A Frenchman named Joseph Nicéphore Niépce invented this early photographic process. It had a couple of drawbacks. It made very faint images, and a single shot could take days to expose.
Enter artist and chemist Louis-Jacques-Mandé Daguerre.
Daguerre helped get the exposure time down to a mere 10 hours. After Niépce died, Daguerre substituted bitumen for the vapor from iodine crystals. When applied to specially prepared copper plates and exposed to light: Voila! A bright, sharp photo that only took 10 minutes to shoot. “daguerreotyping” became the first widely-used photographic process ever.
Still, it wasn’t perfect. Even a 10-minute exposure meant anything moving basically disappeared from the shot. One early daguerreotype shows a French street, absent of humanity except a guy getting his shoes shined — he had stood still long enough to be photographed. It was the first “candid” shot.
Daguerre struck a deal with the French government: Instead of patenting his invention, he let France offer it to the world for free, in return for which he got a humble, lifetime pension. His estate probably regrets it. Some early daguerreotypes now sell for hundreds of thousands of dollars.
Captured by Evvy Fanning of Solera Wine Lounge & Cheshire Bar in Rochester, New York.

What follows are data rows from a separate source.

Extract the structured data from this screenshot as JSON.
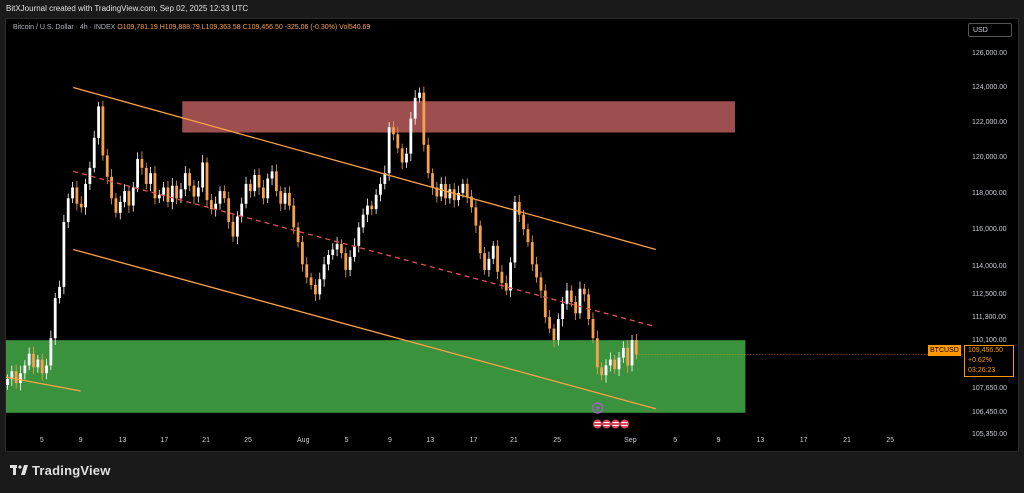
{
  "header": {
    "title": "BitXJournal created with TradingView.com, Sep 02, 2025 12:33 UTC"
  },
  "legend": {
    "symbol": "Bitcoin / U.S. Dollar · 4h · INDEX",
    "open": "O109,781.19",
    "high": "H109,888.79",
    "low": "L109,363.58",
    "close": "C109,456.50",
    "change": "-325.06 (-0.30%)",
    "volume": "Vol540.69"
  },
  "currency_button": "USD",
  "price_label": {
    "symbol": "BTCUSD",
    "price": "109,456.50",
    "change": "+0.62%",
    "countdown": "03:26:23"
  },
  "brand": "TradingView",
  "colors": {
    "up": "#ffffff",
    "down": "#f7a14a",
    "resistance": "#b85c5c",
    "support": "#4caf50",
    "channel": "#f7a14a",
    "price_tag": "#ff9800"
  },
  "chart_data": {
    "type": "candlestick",
    "x_tick_labels": [
      "5",
      "9",
      "13",
      "17",
      "21",
      "25",
      "Aug",
      "5",
      "9",
      "13",
      "17",
      "21",
      "25",
      "Sep",
      "5",
      "9",
      "13",
      "17",
      "21",
      "25"
    ],
    "y_tick_labels": [
      "126,000.00",
      "124,000.00",
      "122,000.00",
      "120,000.00",
      "118,000.00",
      "116,000.00",
      "114,000.00",
      "112,500.00",
      "111,300.00",
      "110,100.00",
      "107,650.00",
      "106,450.00",
      "105,350.00"
    ],
    "y_axis": "log",
    "ylim": [
      104900,
      127500
    ],
    "xlim": [
      0,
      64
    ],
    "last_close": 109456.5,
    "zones": [
      {
        "name": "resistance",
        "x_start": 11.8,
        "x_end": 48.8,
        "y_low": 121500,
        "y_high": 123300,
        "color": "#b85c5c"
      },
      {
        "name": "support",
        "x_start": 0,
        "x_end": 49.5,
        "y_low": 106500,
        "y_high": 110200,
        "color": "#3d9a40"
      }
    ],
    "trendlines": [
      {
        "name": "channel-top",
        "x1": 4.5,
        "y1": 124100,
        "x2": 43.5,
        "y2": 115000,
        "style": "solid"
      },
      {
        "name": "channel-mid",
        "x1": 4.5,
        "y1": 119300,
        "x2": 43.5,
        "y2": 110900,
        "style": "dashed"
      },
      {
        "name": "channel-bottom",
        "x1": 4.5,
        "y1": 115000,
        "x2": 43.5,
        "y2": 106700,
        "style": "solid"
      },
      {
        "name": "early-support",
        "x1": 0,
        "y1": 108300,
        "x2": 5,
        "y2": 107600,
        "style": "solid"
      }
    ],
    "series": [
      {
        "values": [
          108200,
          108600,
          108000,
          108500,
          108900,
          109500,
          108800,
          109200,
          108500,
          108900,
          110300,
          112400,
          113000,
          116500,
          117800,
          118400,
          117500,
          117300,
          118600,
          119500,
          121200,
          123000,
          120200,
          119000,
          117800,
          117000,
          117600,
          118200,
          117400,
          118400,
          120000,
          119500,
          118600,
          119200,
          117800,
          118000,
          118400,
          117600,
          118500,
          117800,
          118300,
          119200,
          118500,
          117900,
          118400,
          119800,
          117700,
          117200,
          117500,
          118200,
          117800,
          116500,
          115700,
          116800,
          117500,
          118600,
          118200,
          119100,
          118400,
          117800,
          118900,
          119300,
          118200,
          117500,
          118100,
          117400,
          116200,
          115400,
          114200,
          113500,
          113100,
          112600,
          113400,
          114200,
          114700,
          115000,
          115300,
          114800,
          113900,
          114600,
          115200,
          116200,
          116900,
          117400,
          117200,
          118000,
          118600,
          119200,
          121800,
          121400,
          120600,
          119800,
          120300,
          122300,
          123500,
          123800,
          120800,
          119200,
          118400,
          117900,
          118600,
          117800,
          118300,
          117700,
          118100,
          118600,
          117900,
          117300,
          116300,
          114800,
          113900,
          114500,
          115200,
          113800,
          113200,
          112800,
          114300,
          117600,
          116900,
          116100,
          115400,
          114200,
          113500,
          112800,
          111400,
          110800,
          110200,
          111300,
          112100,
          112800,
          112200,
          111600,
          112900,
          112600,
          111300,
          110300,
          108800,
          108400,
          108900,
          109200,
          108700,
          109300,
          109800,
          108900,
          110200,
          109456.5
        ]
      }
    ]
  }
}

The daguerreotype process was used in capturing the first correct image of a solar eclipse in 1851, which inspired this French-ified variation on a classic negroni, finished with a celestial orb of ice.
- 1 ounce G Vine gin
- 1 ounce Dolin sweet vermouth
- 1 ounce “China China” Amer liqueur
Stir in a mixing glass with ice, strain into a double old fashioned glass, finish with a two inch ice sphere.